More than an editor, Karl was a mentor. “She knew that I was caught up in community work, helping to raise my younger sister’s children, teaching full time and all that,” Bryan recalls, “but she was always asking, ‘What are you working on now? Is that the next one coming? I don’t care if it takes you two or three years, but I’d like to see how you’re developing.'”

What does Bryan think of his momentous birthday coming up? He mentions that when children ask him his age, he always asks them how old they think he is. He then tells them that he is 5 and 15 and 55 and 65, and that he is all of them because he draws and writes for those ages within himself – “so whichever age they pick they’ve hit the nail on the head,” he says with a chuckle.

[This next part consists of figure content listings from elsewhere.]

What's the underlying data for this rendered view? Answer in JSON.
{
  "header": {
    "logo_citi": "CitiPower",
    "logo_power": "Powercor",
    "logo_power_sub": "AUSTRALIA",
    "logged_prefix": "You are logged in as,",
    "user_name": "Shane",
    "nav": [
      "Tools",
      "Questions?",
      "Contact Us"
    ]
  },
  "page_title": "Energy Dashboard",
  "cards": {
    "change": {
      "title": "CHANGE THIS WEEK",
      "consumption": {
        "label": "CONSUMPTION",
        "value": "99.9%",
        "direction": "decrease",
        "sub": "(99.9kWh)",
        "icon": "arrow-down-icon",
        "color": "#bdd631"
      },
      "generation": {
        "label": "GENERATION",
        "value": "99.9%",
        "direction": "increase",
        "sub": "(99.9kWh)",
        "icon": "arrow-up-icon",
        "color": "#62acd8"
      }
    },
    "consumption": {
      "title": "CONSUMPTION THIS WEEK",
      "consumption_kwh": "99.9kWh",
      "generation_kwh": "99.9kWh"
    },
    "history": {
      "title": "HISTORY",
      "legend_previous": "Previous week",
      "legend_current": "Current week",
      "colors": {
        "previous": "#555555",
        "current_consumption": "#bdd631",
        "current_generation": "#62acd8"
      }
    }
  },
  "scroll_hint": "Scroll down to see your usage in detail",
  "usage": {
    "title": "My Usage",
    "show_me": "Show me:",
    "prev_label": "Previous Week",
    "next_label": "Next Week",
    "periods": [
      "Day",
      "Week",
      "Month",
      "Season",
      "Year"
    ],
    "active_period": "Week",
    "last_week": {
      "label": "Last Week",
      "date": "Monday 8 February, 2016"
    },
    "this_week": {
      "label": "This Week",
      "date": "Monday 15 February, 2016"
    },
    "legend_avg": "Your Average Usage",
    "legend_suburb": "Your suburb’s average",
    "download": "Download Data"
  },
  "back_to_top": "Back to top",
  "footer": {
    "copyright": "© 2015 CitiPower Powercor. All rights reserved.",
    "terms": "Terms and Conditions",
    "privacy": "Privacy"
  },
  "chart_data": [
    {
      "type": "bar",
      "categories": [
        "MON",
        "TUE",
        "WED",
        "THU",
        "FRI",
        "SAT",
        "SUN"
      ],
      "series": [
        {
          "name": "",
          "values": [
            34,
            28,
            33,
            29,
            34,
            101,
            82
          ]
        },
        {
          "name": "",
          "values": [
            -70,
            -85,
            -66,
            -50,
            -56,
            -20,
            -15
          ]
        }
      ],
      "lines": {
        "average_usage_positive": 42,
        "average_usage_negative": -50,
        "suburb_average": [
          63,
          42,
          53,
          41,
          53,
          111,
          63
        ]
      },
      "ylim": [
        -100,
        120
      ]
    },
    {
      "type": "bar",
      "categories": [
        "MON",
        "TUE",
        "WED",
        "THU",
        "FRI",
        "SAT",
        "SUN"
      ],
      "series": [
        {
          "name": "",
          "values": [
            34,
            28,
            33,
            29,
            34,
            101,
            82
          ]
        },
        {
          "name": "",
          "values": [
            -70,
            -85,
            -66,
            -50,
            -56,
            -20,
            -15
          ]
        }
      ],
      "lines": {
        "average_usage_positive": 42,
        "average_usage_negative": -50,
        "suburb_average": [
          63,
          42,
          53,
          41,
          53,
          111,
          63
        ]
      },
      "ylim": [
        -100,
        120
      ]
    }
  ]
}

In the past Bryan has preferred “to scoot away” on his birthday, but this year he is facing the music. Family will be coming and Cranberry islanders will celebrate their neighbor and friend.

Bryan acknowledges his good health. “I sleep well and wake up fresh. I can manage whatever comes up in a day.” This summer, he will be painting in his garden, considering new book projects and, in mid-August, attending the Children’s Literature New England’s 17th annual conference held this year at Newnham College in Cambridge, England. He will also be greeting a delegation from the Maine Library Association, which is coming to Little Cranberry to present Bryan with the 2003 Katahdin Award. This lifetime achievement award recognizes an outstanding body of work of children’s literature in Maine by an author or an illustrator.

Happy 80th, Ashley Bryan, and many happy returns.

Bryan’s illustrations for “Beautiful Blackbird” – and the scissors he made them with – are on display through Oct. 15 at the Eric Carle Museum of Picture Book Art in Amherst, Mass.